Vu de Paris, on a l’impression que la question du nucléaire est centrale dans ce pays et il est probable qu’elle soit abondamment discutée par certaines élites et les responsables politiques. La presse en traite aussi régulièrement et, quand la dernière résolution du Conseil de sécurité a été votée en mars 2008, les quotidiens y ont consacré leur première page. Dans la population, par contre, cela ne semble pas être le cas même s’il est bien difficile de le savoir en l’absence d’enquêtes précises. En tout cas, mes multiples interlocuteurs n’en ont jamais fait une interrogation majeure. Et quand je leur proposais d’en parler, ils étaient nombreux à défendre la position officielle consistant à exiger que la communauté internationale reconnaisse le droit de l’Iran à se doter de l’énergie nucléaire à des fins pacifiques. Question d’honneur national et de développement. Le recours à cette énergie permettant, comme le proclame le gouvernement, de sauvegarder une partie du pétrole qui n’est pas une ressource inépuisable. Dans l’ensemble, ils ne semblent pas croire que le régime veuille se doter d’une bombe et les plus informés estiment que, de toutes façons, l’Iran n’en aurait pas les moyens avant plusieurs années.

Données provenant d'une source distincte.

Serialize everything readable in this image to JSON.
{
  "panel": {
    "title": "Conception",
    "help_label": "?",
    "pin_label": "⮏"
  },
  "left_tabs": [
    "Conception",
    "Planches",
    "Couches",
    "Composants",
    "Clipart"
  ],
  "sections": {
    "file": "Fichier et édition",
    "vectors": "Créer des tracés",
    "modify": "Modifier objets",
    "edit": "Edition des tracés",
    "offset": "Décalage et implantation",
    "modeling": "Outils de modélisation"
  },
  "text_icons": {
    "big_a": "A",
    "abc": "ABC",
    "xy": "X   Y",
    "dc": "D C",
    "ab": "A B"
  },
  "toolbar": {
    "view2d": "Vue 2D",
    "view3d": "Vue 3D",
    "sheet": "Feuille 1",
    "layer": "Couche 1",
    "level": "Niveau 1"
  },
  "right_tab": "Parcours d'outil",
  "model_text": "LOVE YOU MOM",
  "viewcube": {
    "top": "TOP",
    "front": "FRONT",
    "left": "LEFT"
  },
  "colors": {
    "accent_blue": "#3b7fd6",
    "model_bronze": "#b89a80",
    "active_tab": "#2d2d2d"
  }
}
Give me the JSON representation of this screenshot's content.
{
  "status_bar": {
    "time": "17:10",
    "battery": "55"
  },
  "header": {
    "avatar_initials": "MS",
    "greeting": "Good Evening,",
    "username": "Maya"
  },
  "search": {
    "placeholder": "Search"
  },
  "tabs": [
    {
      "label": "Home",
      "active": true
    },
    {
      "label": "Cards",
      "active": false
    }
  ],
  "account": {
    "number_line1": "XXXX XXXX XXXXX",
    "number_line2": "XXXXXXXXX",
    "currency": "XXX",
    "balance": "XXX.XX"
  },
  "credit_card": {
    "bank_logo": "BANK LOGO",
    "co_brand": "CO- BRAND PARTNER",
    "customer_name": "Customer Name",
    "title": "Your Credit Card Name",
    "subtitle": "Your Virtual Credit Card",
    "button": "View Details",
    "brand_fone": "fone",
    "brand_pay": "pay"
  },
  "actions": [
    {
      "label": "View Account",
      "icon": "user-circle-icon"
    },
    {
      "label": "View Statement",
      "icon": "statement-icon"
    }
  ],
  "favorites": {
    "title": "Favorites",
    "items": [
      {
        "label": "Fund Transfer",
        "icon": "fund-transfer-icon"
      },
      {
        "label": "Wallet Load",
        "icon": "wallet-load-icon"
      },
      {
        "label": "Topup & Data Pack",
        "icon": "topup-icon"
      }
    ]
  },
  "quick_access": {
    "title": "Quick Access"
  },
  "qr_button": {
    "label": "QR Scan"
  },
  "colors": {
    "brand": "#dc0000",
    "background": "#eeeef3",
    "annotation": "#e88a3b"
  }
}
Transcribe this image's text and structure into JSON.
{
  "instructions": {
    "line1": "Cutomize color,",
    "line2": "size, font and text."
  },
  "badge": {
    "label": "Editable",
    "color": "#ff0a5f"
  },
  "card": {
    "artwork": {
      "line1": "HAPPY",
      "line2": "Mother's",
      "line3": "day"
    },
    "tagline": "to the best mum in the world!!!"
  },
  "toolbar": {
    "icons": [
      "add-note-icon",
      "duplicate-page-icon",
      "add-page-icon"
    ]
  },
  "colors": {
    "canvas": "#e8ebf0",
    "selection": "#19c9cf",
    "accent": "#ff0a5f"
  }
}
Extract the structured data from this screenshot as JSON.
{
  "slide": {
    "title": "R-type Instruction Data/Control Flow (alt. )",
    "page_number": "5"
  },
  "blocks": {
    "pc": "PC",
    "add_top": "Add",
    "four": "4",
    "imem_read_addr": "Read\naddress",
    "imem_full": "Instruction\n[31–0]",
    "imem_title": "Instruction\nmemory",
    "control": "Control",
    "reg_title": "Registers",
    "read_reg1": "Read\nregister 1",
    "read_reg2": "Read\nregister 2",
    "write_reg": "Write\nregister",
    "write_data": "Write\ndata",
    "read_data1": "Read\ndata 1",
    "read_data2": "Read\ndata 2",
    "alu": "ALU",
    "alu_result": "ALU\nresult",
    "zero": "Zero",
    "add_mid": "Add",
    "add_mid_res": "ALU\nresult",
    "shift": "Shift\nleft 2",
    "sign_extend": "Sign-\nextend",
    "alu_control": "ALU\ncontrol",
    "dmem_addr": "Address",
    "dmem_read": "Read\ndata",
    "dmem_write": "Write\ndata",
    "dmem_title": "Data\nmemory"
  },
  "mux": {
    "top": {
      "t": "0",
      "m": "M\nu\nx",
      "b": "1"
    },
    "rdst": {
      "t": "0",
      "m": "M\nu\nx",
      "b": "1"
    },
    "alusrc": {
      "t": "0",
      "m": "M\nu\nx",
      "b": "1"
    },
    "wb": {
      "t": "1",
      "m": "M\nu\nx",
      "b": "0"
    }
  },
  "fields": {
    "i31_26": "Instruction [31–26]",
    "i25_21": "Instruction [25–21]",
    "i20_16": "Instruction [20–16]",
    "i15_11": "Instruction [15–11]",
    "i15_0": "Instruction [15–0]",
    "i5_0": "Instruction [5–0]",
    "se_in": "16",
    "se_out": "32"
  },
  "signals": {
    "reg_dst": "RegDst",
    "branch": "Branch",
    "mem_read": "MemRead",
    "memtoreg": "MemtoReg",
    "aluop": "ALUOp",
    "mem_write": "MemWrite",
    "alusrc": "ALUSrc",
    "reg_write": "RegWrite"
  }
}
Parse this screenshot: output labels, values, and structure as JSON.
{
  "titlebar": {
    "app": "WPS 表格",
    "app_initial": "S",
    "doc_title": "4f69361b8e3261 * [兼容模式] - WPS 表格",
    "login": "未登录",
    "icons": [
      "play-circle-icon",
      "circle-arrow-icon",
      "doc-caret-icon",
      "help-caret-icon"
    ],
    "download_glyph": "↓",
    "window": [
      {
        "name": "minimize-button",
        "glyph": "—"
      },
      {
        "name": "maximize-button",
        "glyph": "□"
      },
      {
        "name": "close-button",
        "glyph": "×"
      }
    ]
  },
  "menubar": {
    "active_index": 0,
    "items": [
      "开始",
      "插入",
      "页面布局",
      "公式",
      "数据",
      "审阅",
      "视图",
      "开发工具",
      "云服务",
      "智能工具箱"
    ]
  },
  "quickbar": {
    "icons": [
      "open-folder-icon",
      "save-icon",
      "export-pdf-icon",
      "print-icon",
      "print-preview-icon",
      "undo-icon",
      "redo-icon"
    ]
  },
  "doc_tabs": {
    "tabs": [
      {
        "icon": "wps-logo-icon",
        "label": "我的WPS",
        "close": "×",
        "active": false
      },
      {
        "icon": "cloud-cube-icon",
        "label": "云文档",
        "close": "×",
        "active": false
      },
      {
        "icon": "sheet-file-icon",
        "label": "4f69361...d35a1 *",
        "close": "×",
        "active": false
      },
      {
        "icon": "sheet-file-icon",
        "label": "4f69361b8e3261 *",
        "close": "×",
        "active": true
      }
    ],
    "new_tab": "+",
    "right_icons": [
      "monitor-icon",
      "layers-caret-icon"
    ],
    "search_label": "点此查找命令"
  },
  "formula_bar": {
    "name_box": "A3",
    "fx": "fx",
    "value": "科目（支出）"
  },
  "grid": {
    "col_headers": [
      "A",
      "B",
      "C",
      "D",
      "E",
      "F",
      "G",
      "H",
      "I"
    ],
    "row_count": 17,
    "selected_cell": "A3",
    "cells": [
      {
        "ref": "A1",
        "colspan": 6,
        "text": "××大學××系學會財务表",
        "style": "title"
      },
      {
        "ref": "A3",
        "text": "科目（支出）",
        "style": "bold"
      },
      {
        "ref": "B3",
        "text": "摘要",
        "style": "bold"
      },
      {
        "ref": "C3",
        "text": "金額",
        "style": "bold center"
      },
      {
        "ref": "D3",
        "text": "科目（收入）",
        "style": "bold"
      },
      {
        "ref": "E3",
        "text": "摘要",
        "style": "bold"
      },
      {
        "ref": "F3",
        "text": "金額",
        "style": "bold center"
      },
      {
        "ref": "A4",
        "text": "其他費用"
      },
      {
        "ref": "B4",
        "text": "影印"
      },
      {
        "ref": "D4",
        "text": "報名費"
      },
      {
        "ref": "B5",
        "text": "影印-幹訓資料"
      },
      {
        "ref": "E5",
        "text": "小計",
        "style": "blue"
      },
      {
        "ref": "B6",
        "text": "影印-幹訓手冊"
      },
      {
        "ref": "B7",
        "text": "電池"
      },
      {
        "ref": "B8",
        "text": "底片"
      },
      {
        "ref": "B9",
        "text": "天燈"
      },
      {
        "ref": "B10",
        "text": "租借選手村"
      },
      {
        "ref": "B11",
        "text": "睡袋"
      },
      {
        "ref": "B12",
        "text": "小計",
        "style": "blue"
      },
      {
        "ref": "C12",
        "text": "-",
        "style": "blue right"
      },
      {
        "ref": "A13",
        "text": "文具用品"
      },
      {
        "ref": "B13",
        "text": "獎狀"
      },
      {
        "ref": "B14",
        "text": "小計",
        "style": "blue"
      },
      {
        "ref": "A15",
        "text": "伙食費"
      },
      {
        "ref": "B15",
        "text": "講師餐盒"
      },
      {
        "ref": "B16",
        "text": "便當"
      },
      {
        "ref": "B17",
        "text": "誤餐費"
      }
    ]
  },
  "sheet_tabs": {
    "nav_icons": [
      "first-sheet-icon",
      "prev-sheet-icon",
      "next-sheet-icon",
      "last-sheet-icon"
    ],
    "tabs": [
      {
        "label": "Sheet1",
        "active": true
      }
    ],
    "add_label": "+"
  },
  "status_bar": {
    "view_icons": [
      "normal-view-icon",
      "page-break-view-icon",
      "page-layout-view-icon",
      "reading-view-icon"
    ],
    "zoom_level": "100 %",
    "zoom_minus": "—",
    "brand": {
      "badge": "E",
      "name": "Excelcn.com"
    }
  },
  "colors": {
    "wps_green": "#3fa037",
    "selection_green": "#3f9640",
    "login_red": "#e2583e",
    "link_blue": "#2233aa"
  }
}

En fait, ce qui préoccupe d’abord les Iraniens rencontrés est l’emploi, l’inflation et plus généralement les conditions de vie et de travail. Le chômage touche une part importante de la population sans qu’on puisse en évaluer vraiment l’ampleur tant les chiffres officiels sont controversés. Manifestement cette économie rentière contrôlée par le pouvoir est très loin d’avoir créé suffisamment d’emplois pour une population de plus de 70 millions d’habitants parmi lesquels une grande proportion de jeunes qui essaient de trouver leur place… Et beaucoup d’Iraniens vivent en dessous du seuil de pauvreté. L’inflation atteint toute la société et déstabilise davantage encore les faibles revenus qui sont légion. Là non plus on ne dispose pas d’évaluation fiable mais le chiffre de 20% par an est plausible. Cette constante montée des prix avec la dévalorisation de la monnaie qu’elle entraîne est visible et palpable chez la plupart des commerçants puisque beaucoup disposent d’un petite machine à compter les billets… La coupure de base de 10.000 rials (ou 1.000 tomans) vaut environ un dollar, ce qui signifie que le moindre achat implique de sortir des dizaines de billets pour le régler. Sans ces machines, payer et rendre la monnaie serait donc un long et fastidieux comptage.

Et puis il y a la question des femmes. La principale représentation véhiculée en Occident est souvent celle de ces femmes voilées, tout en noir, qui défilent en masse dans la rue pour soutenir le régime. Après le poids des mots, la force des images vues à la télévision… Pendant ce séjour à Téhéran et à Ispahan, je n’ai guère croisé ces femmes habillées de manière traditionnelle. Celles qu’on rencontre, si elles portent évidemment toutes le tchador, sont vêtues « à l’occidentale » avec de longues jupes, des pantalons ou des jeans. Leur élégance n’a rien à envier aux femmes qu’on peut en France… Et surtout on devine facilement la féminité sous le tchador. C’est d’ailleurs toute la subtilité de ces comportements qui, tout en se pliant à la règle, n’entendent pas renoncer à leur identité de femmes qui, je l’imagine, doit se déployer très vite dès que le seuil de la maison est franchi. On a ainsi l’impression que, sur ce sujet comme sur bien d’autres, il doit y avoir un énorme contraste entre le dehors et le dedans, pour ne pas parler de schizophrénie ; le premier étant lourd de contraintes et de répressions sociales même si la police des mœurs s’est faite plus discrète ces dernières années ; le second étant au contraire l’espace de la liberté retrouvée même s’il existe des différences selon les milieux sociaux et les traditions familiales. L’un de mes interlocuteurs à qui je demandais pourquoi il y avait tant de voitures à Téhéran m’a répondu, avec un léger sourire, que tout le monde en voulait une parce que c’était un espace d’intimité ; ainsi pas besoin d’attendre de rentrer chez soi…les files de voiture qu’on peut trouver devant les marchands de glace sont très explicites à cet égard : à l’intérieur, des couples prennent tout leur temps pour déguster ce qu’ils viennent d’acheter !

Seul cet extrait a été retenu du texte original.